World's Oldest Rookie
Copyright© 2005 by Tony Stevens
Chapter 2: Early Birds
Erotica Sex Story: Chapter 2: Early Birds - Alex Osborn just wanted a chance, at long last, to prove he could pitch in the majors. He got his chance -- and took another chance as well -- maybe with the wrong woman.
Caution: This Erotica Sex Story contains strong sexual content, including Ma/Fa Consensual Romantic Heterosexual Interracial Slow
Life in the Orioles' spring training camp was a big improvement over my experience in the last couple of years. With Tampa, I never got the impression that anyone expected me to be anything but their last-resort relief backup, stored away down in Durham.
With Baltimore, I got treated almost like a veteran. Several of the regulars took the time to come by and introduce themselves, and tried to make me feel at home. A couple of them said something about how the club "really needed a good left-handed reliever." This put me under a little self-induced extra pressure, but it made me feel good, all the same.
Always nice to be needed. And whatever the Oriole brass might think, I really was a good left-handed reliever.
I got an inning in, during one of the intrasquad games before our regular spring training schedule began. I gave up a single, but got out the side without allowing the runner to advance. So far, so good.
We'd played three spring training games before I got another shot. Warren gave me the ball in the seventh inning against my old club, the Minnesota Twins, in their spring park in Ft. Myers. I got shelled. Oh, man, talk about bad timing! My first chance with the new club in a real game, and it's a turkey-shoot. And I'm the principal turkey.
I expected to get the word that night that it was Ottawa or the highway for me. But the word didn't come.
Two days later, I pitched two innings against the Red Sox and didn't give them so much as a bunt single. Now, that was more like it!

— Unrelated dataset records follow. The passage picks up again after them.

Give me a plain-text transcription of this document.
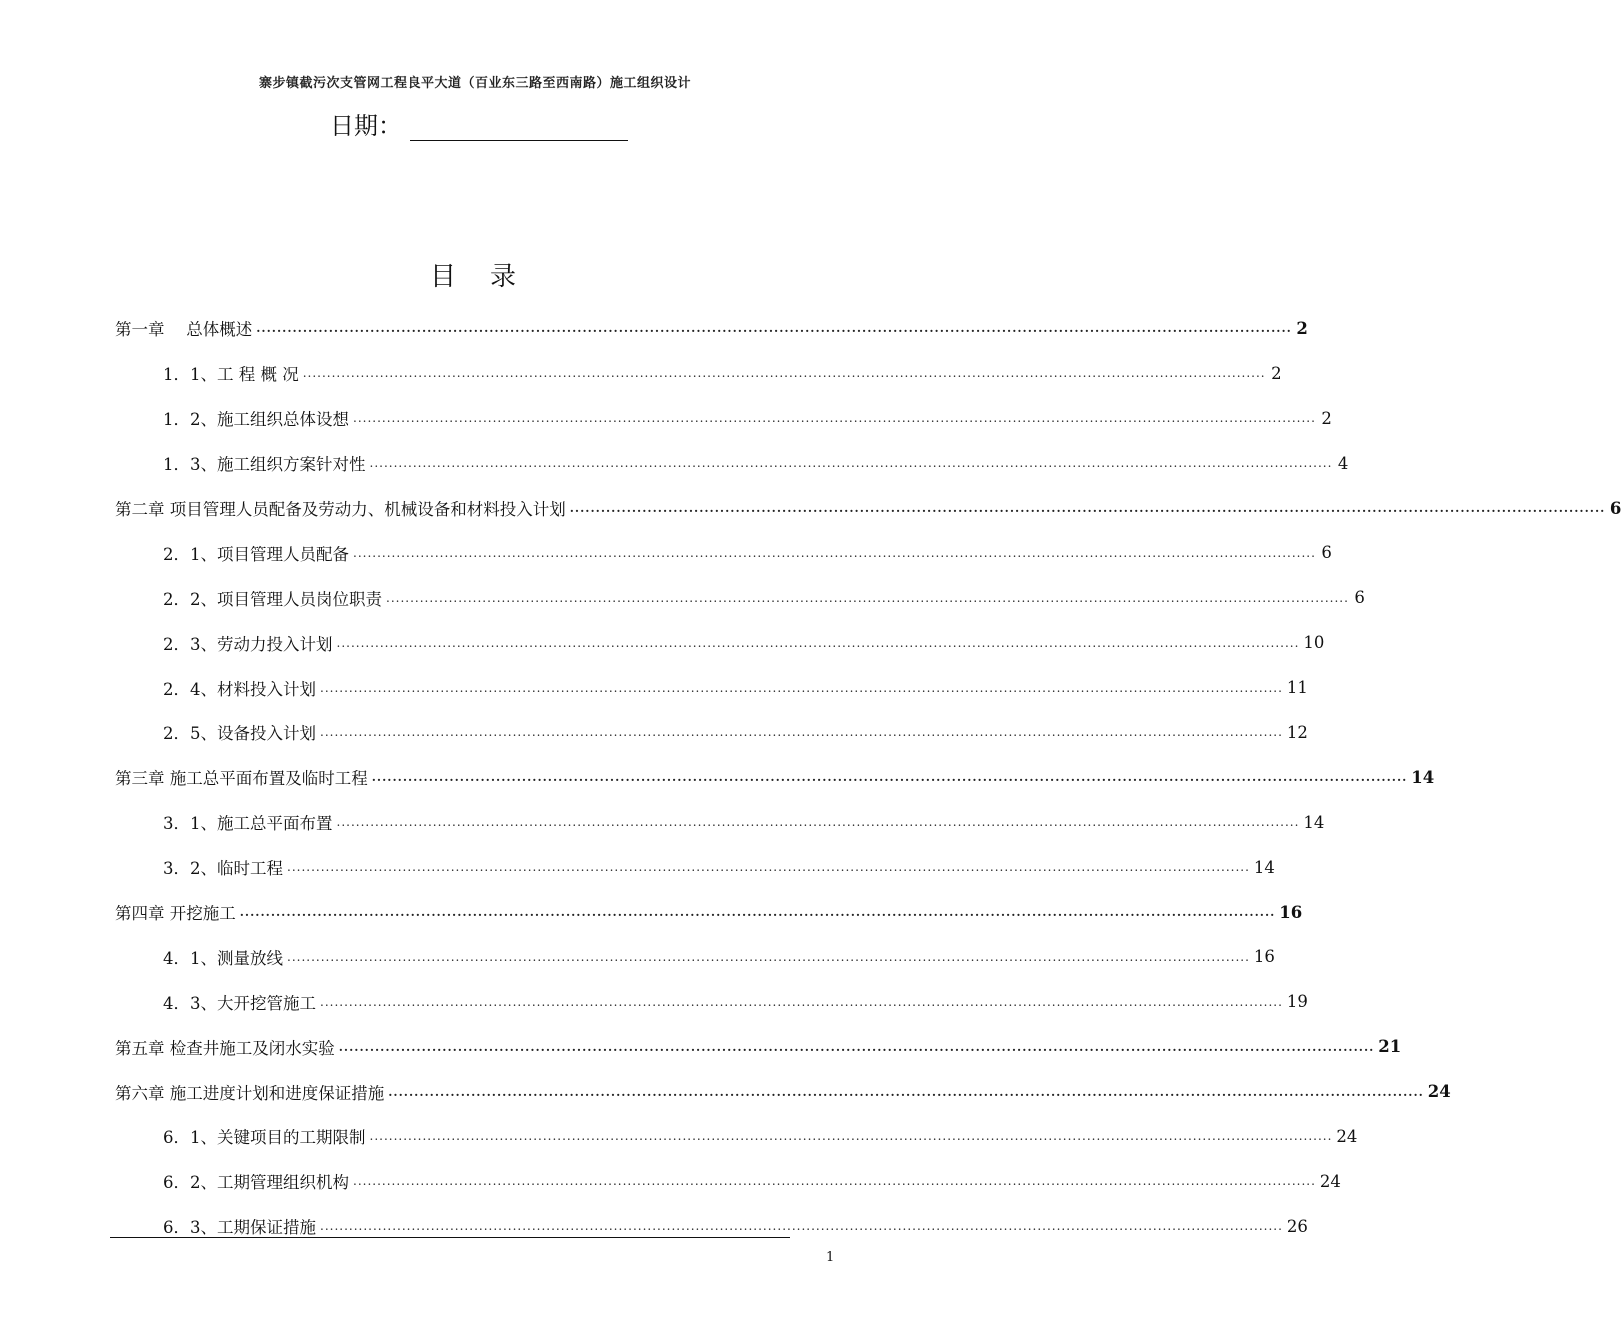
寨步镇截污次支管网工程良平大道（百业东三路至西南路）施工组织设计
日期：
目　录
第一章　 总体概述 ........................................................................................................................................................................................................ 2
1．1、工 程 概 况 ........................................................................................................................................................................................................ 2
1．2、施工组织总体设想 ........................................................................................................................................................................................................ 2
1．3、施工组织方案针对性 ........................................................................................................................................................................................................ 4
第二章 项目管理人员配备及劳动力、机械设备和材料投入计划 ........................................................................................................................................................................................................ 6
2．1、项目管理人员配备 ........................................................................................................................................................................................................ 6
2．2、项目管理人员岗位职责 ........................................................................................................................................................................................................ 6
2．3、劳动力投入计划 ........................................................................................................................................................................................................ 10
2．4、材料投入计划 ........................................................................................................................................................................................................ 11
2．5、设备投入计划 ........................................................................................................................................................................................................ 12
第三章 施工总平面布置及临时工程 ........................................................................................................................................................................................................ 14
3．1、施工总平面布置 ........................................................................................................................................................................................................ 14
3．2、临时工程 ........................................................................................................................................................................................................ 14
第四章 开挖施工 ........................................................................................................................................................................................................ 16
4．1、测量放线 ........................................................................................................................................................................................................ 16
4．3、大开挖管施工 ........................................................................................................................................................................................................ 19
第五章 检查井施工及闭水实验 ........................................................................................................................................................................................................ 21
第六章 施工进度计划和进度保证措施 ........................................................................................................................................................................................................ 24
6．1、关键项目的工期限制 ........................................................................................................................................................................................................ 24
6．2、工期管理组织机构 ........................................................................................................................................................................................................ 24
6．3、工期保证措施 ........................................................................................................................................................................................................ 26
1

I went another four games without being called upon, but I knew that wasn't too unusual in the spring. Paul Warren and his coaches had a lot of guys to look at. I tried to stay calm and just let things happen.
Next day, in a home game in Lakeland, Warren called on me in the fourth inning, with one out and the bases loaded in a game against the Dodgers. We had a 4-2 lead at the time and the idea was, get out of the inning without allowing too much damage. If I let one in, I knew that wouldn't be considered a disaster. If I let in two or more, I might be history.
Well, I got their cleanup guy to hit into a double play and the inning was over, right there. He was a lefty, and the only batter I faced that inning. The next guy scheduled up was a left-handed hitter, also, so I stayed in for one hitter in the fifth before Warren came and got me.
Hmmm. Looks like I've gone from being a starter, to a middle reliever, and now to a just-get-out-the-lefty specialist. Well, it was no way for me to make it into the Hall of Fame, but if it would get me to Camden Yards, so be it! I was ready to be the club's get-out-the-lefty specialist all the way to the World Series.
The Orioles made their cuts -- two rounds of them -- during March and several guys that I thought had performed pretty damned well for them were sent down to Ottawa or Bowie anyway. Most of the time, the players had known it was going to happen, no matter how well they performed, so they weren't too surprised at the demotion. They'd been "invited" to the big league camp for a look-see, and they'd be kept in mind as the long season wore on and regulars were injured, or just stopped producing, so that changes had to be made.
It was kind of a brutal system, when you got right down to it. Almost the ultimate meritocracy. Not as bad as in the old days, when a perfectly good player might spend five or six years in the minors, working for peanuts, just because the club that had signed him had an even-better player at his position in the majors.
All that had drastically changed with the player-friendly rules that had come into existence over the past thirty years or so. Free agency meant that players eventually earned a reasonable chance to sell their services for their real value. And, boy, when folks had found out how high that "real value" was, everybody -- players and management alike -- had been shocked!
Big salaries and free agency also frequently led to individual star players getting long-term contracts at guaranteed wages, so teams had to think twice -- three times -- before letting a player go whose paycheck would go on -- and on -- long after the player was off on a golf course somewhere.
So these young guys who were being sent down knew that the chances were pretty good that sometime -- as early as May or June, maybe -- they'd get The Call and, next day, would be back in the big leagues, drawing down that fat league minimum salary. It kept them going -- that carrot, there, strung out on a long pole, just out of reach.
That same carrot had kept me going for almost a decade, now. That, and the fact that I loved throwing a baseball more than any other job opportunity I perceived as available to me. I mean, a seat on the U. S. Supreme Court might be better, but having to go to law school first would be a major drag!
When we broke camp for Baltimore to open the season against the Cleveland Indians on April 3, I was on the 25-man roster. For me, it was a huge first. I'd been in major league spring training camps before. I'd even played, however briefly, in the majors before. But this was the first time a club had taken me north with them to start a season in the bigs.
I'd be 33 years old before the season ended. But I felt like I was 23. Maybe younger! And I was going to be making a cool $375,000 a year -- the league minimum under the new contract. Suddenly, all those dusty minor league bus rides didn't seem quite so bad.